ASIE/NÉPAL - L'Administrateur apostolique, le père Bogati, un mois après les élections : « Les jeunes sont les protagonistes de la vie politique, ils expriment l'espoir et la responsabilité »

jeudi, 5 février 2026

Catholic Communication Nepal

Katmandou (Agence Fides) – La population népalaise est appelée aux urnes pour les élections parlementaires du 5 mars, cinq mois après les manifestations de rue qui ont déclenché une crise politique, entraînant la démission du Premier ministre Sharma Oli et la chute du gouvernement. La manifestation, qui a donné lieu à des violences, telles que l'assaut et l'incendie du palais du Parlement, était menée par les jeunes de la « génération Z » et a eu le pouvoir d'ouvrir la voie à de nouvelles forces politiques pour défier les anciens partis et la classe politique qui a longtemps dominé le pays.

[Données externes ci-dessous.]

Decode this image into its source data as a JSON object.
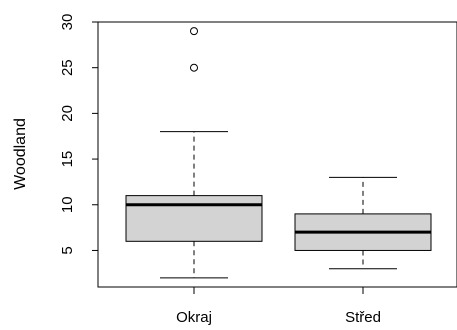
{
  "chart_data": {
    "type": "box",
    "title": "",
    "xlabel": "",
    "ylabel": "Woodland",
    "categories": [
      "Okraj",
      "Střed"
    ],
    "ylim": [
      1,
      30
    ],
    "yticks": [
      5,
      10,
      15,
      20,
      25,
      30
    ],
    "grid": false,
    "boxes": [
      {
        "category": "Okraj",
        "whisker_low": 2,
        "q1": 6,
        "median": 10,
        "q3": 11,
        "whisker_high": 18,
        "outliers": [
          25,
          29
        ]
      },
      {
        "category": "Střed",
        "whisker_low": 3,
        "q1": 5,
        "median": 7,
        "q3": 9,
        "whisker_high": 13,
        "outliers": []
      }
    ],
    "colors": {
      "box_fill": "#d3d3d3",
      "line": "#000000"
    }
  }
}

Interrogé par l'Agence Fides, le père Silas Bogati, Administrateur apostolique du Vicariat du Népal, rapporte : « Actuellement, la situation semble stable, nous vivons une phase d'attente, tandis que le gouvernement intérimaire prépare les opérations de vote ». « La campagne électorale donne lieu à de nombreuses spéculations, avec la propagande habituelle des différents partis et candidats. Une nouveauté est constituée par les partis issus des mouvements étudiants et par la présence de nouveaux candidats sur la scène politique, axés sur la bonne gouvernance et la lutte contre la corruption, dans le sillage des protestations des jeunes ».

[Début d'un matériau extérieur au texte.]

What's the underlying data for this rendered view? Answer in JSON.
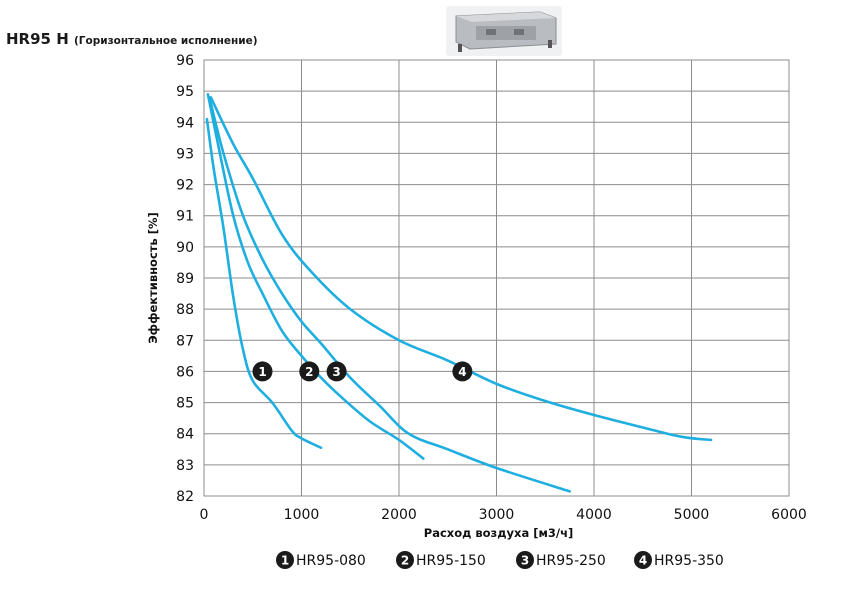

Le père Bogati remarque : « Le protagonisme des jeunes est un élément qui saute aux yeux aujourd'hui, par rapport au passé. Les jeunes Népalais font preuve d'une prise de conscience et d'une volonté d'influencer la vie politique , sociale et économique du pays. Ils veulent un nouveau Népal, ils expriment leur espoir et leur sens des responsabilités ». « Ce phénomène est une bonne chose, l'important est qu'ils choisissent la non-violence comme moyen de poursuivre leurs idéaux », précise-t-il. « Les élections permettront de mesurer la force effective des mouvements émergents menés par les jeunes », explique-t-il.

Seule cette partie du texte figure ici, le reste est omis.